Older subjects tend to demonstrate greater deficits on tasks requiring immediate adaptive ability, and to perform better on tasks requiring use of stored information or previous experience. There are some age-related norms to address this problem. Pauker (1977), for example, supplied means and standard deviations for five age levels (for subjects between the ages of 19 and 76) for the seven commonly used HRNB scores and the Impairment Index using WAIS Full Scale IQ as a covariate. Harley et al. (1980) provided T-score conversions based on a sample of veterans for five age ranges from 55 to 79. Schludermann, Schludermann, Merryman, and Brown (1983) provided an excellent review of the neuro- psychological changes associated with aging using Halstead's data from older subjects.
Effect of Education
The patient's educational level can be a confounding variable in performance on the HRNB (Finlayson, Johnson, & Reitan, 1977). Well-educated subjects with neurological deficits may attain relatively high scores, whereas less educated, neurologically intact subjects may obtain low scores indicative of neurological impairment. Vega and Parsons (1967) reported that the Speech Sounds Perception Test and the Seashore Rhythm Test are most susceptible to this effect. Finlayson et al. (1977) reported that education is a confound- ing variable across all of the HRNB subtests.
Effect of Sex
Male-female differences have been reported on the HRNB. For example, in a study using a matched-subjects design for a sample of 47 non neurological subjects and a sample of 47 neurological patients, Dodrill (1979) found that males obtained significantly higher scores on tasks containing a strong motor and/or spatial component (e.g., Finger Tapping;
dynamometer; and Wechsler Memory Scale, Visual Reproduction). On the WAIS, females performed better on the Digit Symbol subtest, whereas males performed better on the Arithmetic, Picture Completion, and Block Design subtests. No significant differences were noted on the WAIS summary measures (Verbal IQ, Performance IQ, and Full Scale IQ). In their evaluation of the Finger Tapping Test, the Form Board, and the State-Trait Anxiety Test, King, Hannay, Masek, and Bums (1978) found a sex effect on the Finger Tapping Test: females performed slower.

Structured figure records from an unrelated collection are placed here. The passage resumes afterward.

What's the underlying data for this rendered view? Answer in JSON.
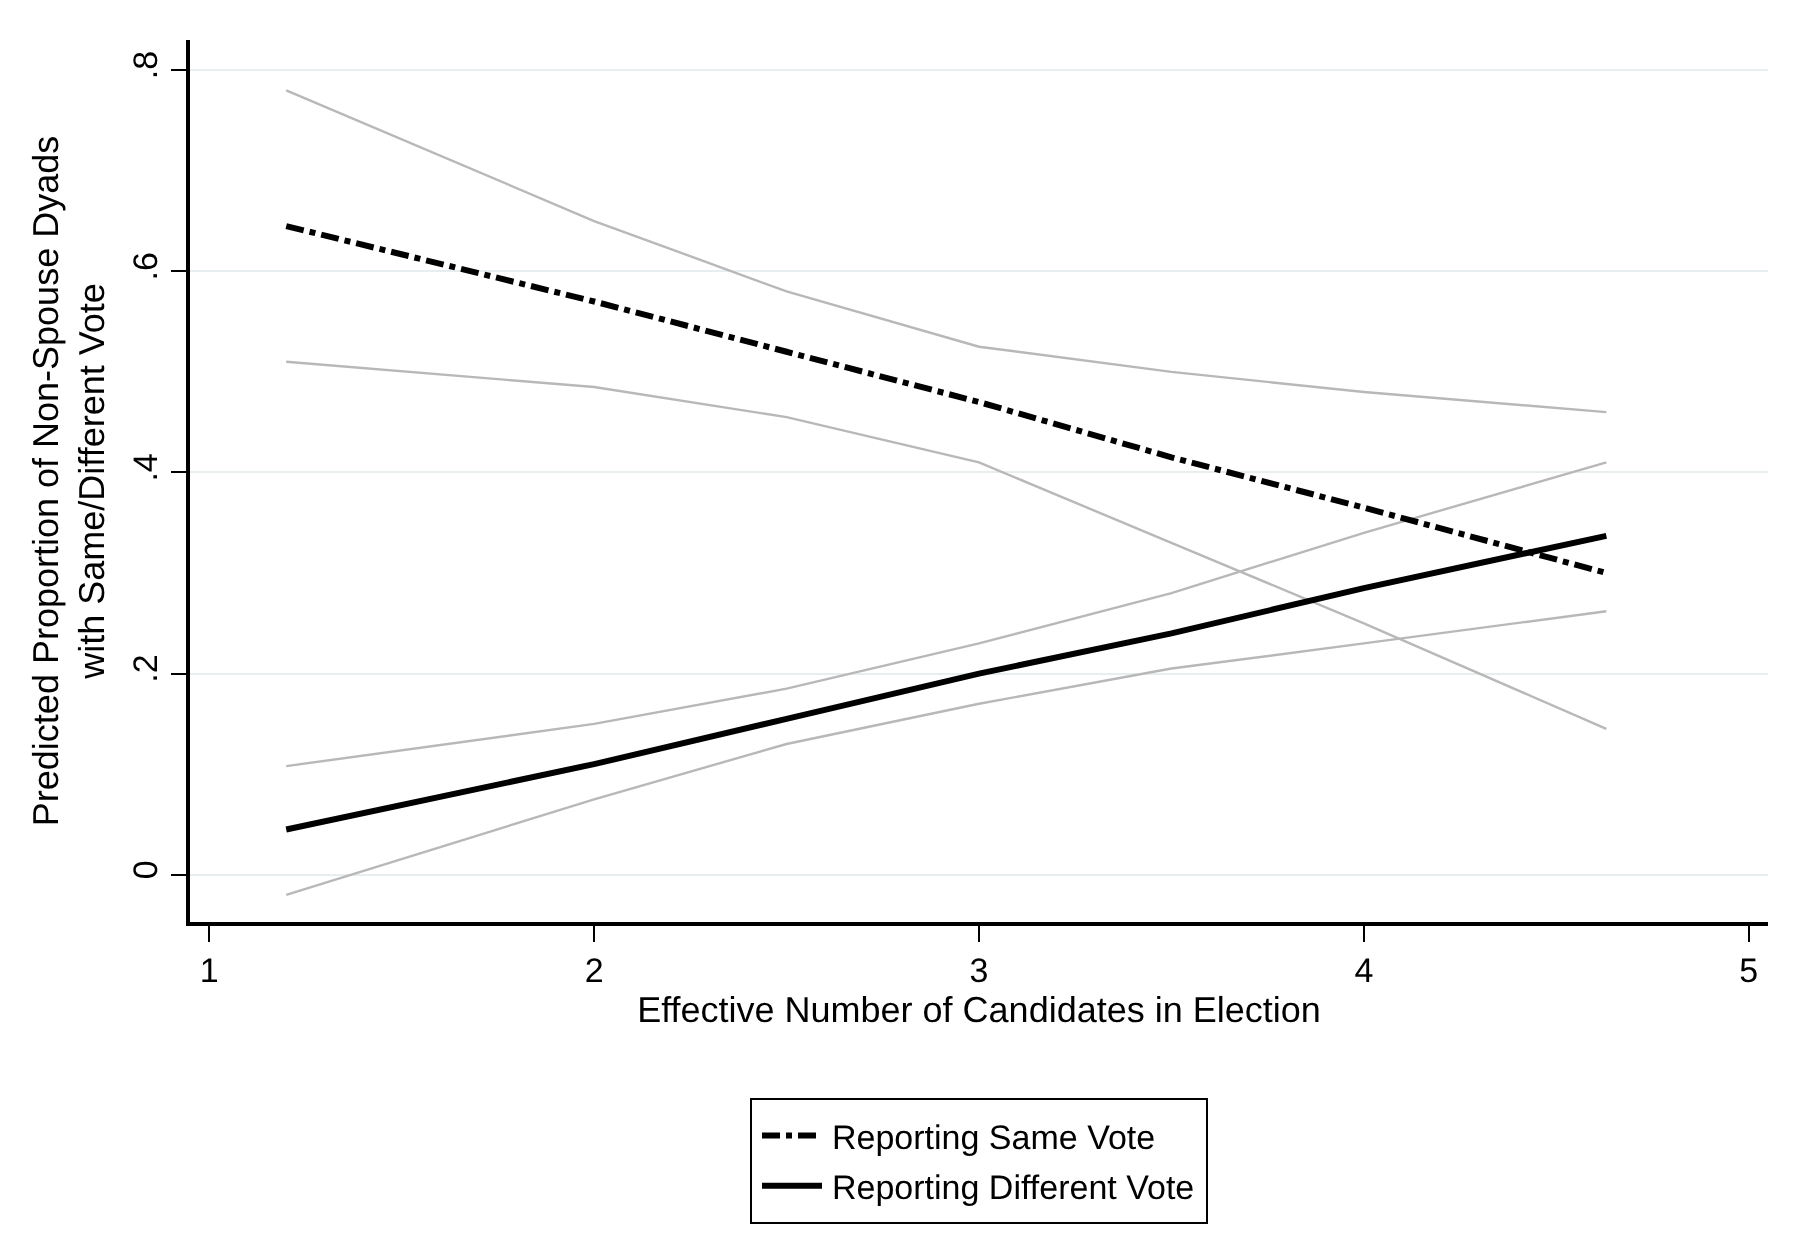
{
  "chart_data": {
    "type": "line",
    "xlabel": "Effective Number of Candidates in Election",
    "ylabel": "Predicted Proportion of Non-Spouse Dyads\nwith Same/Different Vote",
    "x": [
      1.2,
      2,
      2.5,
      3,
      3.5,
      4,
      4.63
    ],
    "series": [
      {
        "color": "#b8b8b8",
        "line_style": "solid",
        "values": [
          0.78,
          0.65,
          0.58,
          0.525,
          0.5,
          0.48,
          0.46
        ]
      },
      {
        "color": "#b8b8b8",
        "line_style": "solid",
        "values": [
          0.51,
          0.485,
          0.455,
          0.41,
          0.33,
          0.25,
          0.145
        ]
      },
      {
        "color": "#b8b8b8",
        "line_style": "solid",
        "values": [
          0.108,
          0.15,
          0.185,
          0.23,
          0.28,
          0.34,
          0.41
        ]
      },
      {
        "color": "#b8b8b8",
        "line_style": "solid",
        "values": [
          -0.02,
          0.075,
          0.13,
          0.17,
          0.205,
          0.23,
          0.262
        ]
      },
      {
        "name": "Reporting Same Vote",
        "color": "#000000",
        "line_style": "dashed",
        "values": [
          0.645,
          0.57,
          0.52,
          0.47,
          0.415,
          0.365,
          0.3
        ]
      },
      {
        "name": "Reporting Different Vote",
        "color": "#000000",
        "line_style": "solid",
        "values": [
          0.045,
          0.11,
          0.155,
          0.2,
          0.24,
          0.285,
          0.337
        ]
      }
    ],
    "xlim": [
      0.95,
      5.05
    ],
    "ylim": [
      -0.047,
      0.83
    ],
    "xticks": [
      1,
      2,
      3,
      4,
      5
    ],
    "yticks": [
      {
        "value": 0,
        "label": "0"
      },
      {
        "value": 0.2,
        "label": ".2"
      },
      {
        "value": 0.4,
        "label": ".4"
      },
      {
        "value": 0.6,
        "label": ".6"
      },
      {
        "value": 0.8,
        "label": ".8"
      }
    ],
    "grid": "y",
    "legend": "bottom",
    "marker": "none"
  }
}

In females, trait anxiety was also found to be negatively correlated with finger tapping performance and to be positively correlated with the time used to complete the Form Board.
Reliability
Only a limited number of reliability studies have been reported that have assessed the HRNB in its entirety. The focus of the majority of this research has been test-retest reliability. Typically, research in this area has involved calculating the traditional psycho- metric index of reliability, that is, Pearson's coefficient of correlation (r).